In document capture projects, whether they’re for conducting imaging of documents on paper or capture from mobile units, it’s important to choose a file format that, after the scanning of documents, allows us to save those documents with the highest quality and most information possible. With this in mind, we’ve got two winning formats:
- TIFF (Tagged Information File Format): These files carry the .tif or .tiff suffixes. TIFF is a 27-year-old creation of Adobe that had the objective of creating a standardized format for document imaging. TIFF is probably the best option for preserving images for more than one reason (there are one or more pages, it supports all means of color coding and many algorithms for document compression), although it has one major drawback: the size of the files. Sharing images in TIFF format probably isn’t the best solution, but capture or document management solutions have options for converting .tiff files in easier-to-carry formats.

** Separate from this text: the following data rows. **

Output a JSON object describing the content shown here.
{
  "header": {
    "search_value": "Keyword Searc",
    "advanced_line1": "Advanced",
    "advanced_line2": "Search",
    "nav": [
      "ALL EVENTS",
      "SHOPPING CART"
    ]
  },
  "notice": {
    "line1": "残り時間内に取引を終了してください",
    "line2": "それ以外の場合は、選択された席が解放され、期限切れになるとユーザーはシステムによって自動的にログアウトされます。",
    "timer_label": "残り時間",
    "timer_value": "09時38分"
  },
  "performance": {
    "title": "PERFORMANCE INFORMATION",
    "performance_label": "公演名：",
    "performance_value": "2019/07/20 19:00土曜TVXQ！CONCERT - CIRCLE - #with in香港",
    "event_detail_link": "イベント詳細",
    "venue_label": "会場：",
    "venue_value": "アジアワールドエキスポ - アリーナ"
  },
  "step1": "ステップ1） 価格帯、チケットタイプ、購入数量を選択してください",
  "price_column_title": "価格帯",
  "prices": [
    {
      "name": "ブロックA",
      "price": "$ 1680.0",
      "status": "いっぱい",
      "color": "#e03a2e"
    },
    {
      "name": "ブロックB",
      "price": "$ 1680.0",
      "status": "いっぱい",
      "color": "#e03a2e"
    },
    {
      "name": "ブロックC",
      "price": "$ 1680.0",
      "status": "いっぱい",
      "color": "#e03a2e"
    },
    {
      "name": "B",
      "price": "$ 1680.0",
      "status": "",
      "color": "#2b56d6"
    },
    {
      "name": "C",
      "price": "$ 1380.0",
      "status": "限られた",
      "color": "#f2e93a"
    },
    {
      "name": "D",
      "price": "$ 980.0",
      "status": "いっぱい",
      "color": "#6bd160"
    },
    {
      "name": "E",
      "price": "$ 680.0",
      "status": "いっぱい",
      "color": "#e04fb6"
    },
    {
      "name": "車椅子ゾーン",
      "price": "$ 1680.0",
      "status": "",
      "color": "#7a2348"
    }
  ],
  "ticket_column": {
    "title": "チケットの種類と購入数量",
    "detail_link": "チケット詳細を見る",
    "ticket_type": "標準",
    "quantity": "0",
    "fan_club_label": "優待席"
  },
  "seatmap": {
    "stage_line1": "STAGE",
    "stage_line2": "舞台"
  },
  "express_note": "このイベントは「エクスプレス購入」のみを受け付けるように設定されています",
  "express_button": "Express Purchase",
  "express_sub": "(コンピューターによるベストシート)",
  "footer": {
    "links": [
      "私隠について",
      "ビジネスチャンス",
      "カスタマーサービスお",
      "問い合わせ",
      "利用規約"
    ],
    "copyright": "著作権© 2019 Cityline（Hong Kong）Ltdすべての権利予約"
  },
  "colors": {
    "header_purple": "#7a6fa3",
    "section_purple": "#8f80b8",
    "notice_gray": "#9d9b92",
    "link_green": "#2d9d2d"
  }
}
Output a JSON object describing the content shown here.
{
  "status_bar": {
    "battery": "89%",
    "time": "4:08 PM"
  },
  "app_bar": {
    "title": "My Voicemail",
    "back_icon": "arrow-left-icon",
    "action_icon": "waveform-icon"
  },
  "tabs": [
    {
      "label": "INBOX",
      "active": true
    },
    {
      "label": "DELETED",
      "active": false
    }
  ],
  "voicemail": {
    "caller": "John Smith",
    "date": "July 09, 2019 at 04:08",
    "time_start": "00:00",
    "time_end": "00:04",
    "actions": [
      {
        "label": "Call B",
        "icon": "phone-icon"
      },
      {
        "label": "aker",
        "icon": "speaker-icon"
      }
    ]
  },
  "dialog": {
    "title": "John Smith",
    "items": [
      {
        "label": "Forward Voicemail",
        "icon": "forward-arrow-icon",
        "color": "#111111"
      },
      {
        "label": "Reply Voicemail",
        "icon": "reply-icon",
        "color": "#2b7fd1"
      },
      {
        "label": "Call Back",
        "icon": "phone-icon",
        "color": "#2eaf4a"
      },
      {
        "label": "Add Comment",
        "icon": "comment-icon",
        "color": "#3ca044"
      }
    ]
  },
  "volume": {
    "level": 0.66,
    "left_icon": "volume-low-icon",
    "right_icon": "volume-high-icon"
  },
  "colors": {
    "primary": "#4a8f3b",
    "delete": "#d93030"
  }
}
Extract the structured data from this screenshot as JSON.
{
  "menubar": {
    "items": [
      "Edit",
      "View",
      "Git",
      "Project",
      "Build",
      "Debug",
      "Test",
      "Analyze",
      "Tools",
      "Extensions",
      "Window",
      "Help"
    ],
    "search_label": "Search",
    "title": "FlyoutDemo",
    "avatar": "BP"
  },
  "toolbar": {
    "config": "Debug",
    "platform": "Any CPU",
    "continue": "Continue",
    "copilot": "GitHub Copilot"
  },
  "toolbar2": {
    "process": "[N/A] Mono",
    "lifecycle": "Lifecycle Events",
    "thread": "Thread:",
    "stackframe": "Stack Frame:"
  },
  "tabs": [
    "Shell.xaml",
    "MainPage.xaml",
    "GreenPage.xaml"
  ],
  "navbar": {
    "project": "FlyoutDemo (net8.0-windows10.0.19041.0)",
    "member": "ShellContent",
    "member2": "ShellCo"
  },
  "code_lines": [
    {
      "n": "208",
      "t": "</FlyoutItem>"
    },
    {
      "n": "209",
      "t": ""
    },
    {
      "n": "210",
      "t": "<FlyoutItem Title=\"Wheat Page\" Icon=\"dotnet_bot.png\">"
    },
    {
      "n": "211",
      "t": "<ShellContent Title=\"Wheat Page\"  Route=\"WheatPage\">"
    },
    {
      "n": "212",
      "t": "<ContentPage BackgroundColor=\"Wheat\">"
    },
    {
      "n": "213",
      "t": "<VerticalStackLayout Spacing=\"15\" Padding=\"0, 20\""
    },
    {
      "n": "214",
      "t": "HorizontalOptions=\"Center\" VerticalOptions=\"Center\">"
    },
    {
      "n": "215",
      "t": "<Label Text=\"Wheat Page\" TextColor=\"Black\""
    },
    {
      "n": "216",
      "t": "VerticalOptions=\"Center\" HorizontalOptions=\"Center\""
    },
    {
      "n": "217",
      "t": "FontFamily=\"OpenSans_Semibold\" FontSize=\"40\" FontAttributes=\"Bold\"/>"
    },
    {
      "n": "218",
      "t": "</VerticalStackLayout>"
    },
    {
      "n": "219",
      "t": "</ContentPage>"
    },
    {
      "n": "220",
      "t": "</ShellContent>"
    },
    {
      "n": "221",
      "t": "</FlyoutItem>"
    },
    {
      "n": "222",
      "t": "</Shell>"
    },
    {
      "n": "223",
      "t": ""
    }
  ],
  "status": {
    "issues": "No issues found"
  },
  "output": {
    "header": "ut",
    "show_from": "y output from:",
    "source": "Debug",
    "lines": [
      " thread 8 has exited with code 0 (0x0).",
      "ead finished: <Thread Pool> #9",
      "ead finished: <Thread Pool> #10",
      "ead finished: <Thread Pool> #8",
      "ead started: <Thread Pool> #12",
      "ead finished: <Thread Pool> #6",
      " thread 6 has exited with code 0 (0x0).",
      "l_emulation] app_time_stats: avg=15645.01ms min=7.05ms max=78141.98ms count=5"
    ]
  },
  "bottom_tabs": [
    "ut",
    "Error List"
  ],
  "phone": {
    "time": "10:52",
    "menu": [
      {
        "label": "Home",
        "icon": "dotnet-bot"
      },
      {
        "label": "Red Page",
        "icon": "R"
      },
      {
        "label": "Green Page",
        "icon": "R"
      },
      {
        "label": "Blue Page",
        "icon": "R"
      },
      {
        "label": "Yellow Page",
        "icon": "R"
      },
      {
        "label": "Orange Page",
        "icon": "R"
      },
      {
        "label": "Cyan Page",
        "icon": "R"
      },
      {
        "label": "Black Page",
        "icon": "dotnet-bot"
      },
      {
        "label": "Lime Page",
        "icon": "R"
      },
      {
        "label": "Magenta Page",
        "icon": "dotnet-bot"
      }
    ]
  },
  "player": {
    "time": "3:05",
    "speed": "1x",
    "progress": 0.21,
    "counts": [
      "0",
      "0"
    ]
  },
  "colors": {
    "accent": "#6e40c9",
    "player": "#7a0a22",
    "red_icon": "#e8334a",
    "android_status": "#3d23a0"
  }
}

- PDF (Portable Document Format): The standard for open format, converted into an international standard by the ISO. It’s another one of Adobe’s inventions, and even though it’s a bit younger, it’s more widely used than TIFF is. In order to guarantee the survival and conservation of PDF documents, ISO32000 tells software developers who produce, read or operate with PDF files the characteristics that these files should have. PDF handles multi-page documents and its strongest point is that it allows users to visualize documents independently from the tech environment it was created in, or in which it’s being viewed (multiplatform). There are a lot of different classes of PDFs and the two most important groups are normal PDFs and image PDFs. True PDFs (“normal” PDFs) include formatted text and users can search within the content, or copy and paste text. The second group is image PDFs (Wrapped PDF), which consist of a PDF format that contains an image, generally in TIFF format. Because they’re images within a PDF format, you can’t search in the text or copy/paste text. In this category of PDFs, OCR software is vital for indexing file content, doing searches or extracting data. There’s also a third group called “Searchable” PDFs, which is an image PDF that can have a layer of text added to it. This layer is generated by an OCR motor and offers all of the possibilities that a normal PDF offers.
In a future post, we’ll explain how to choose between the two formats; today, we just wanted to highlight the two formats that are most commonly used when it comes time to undertake a document imaging project.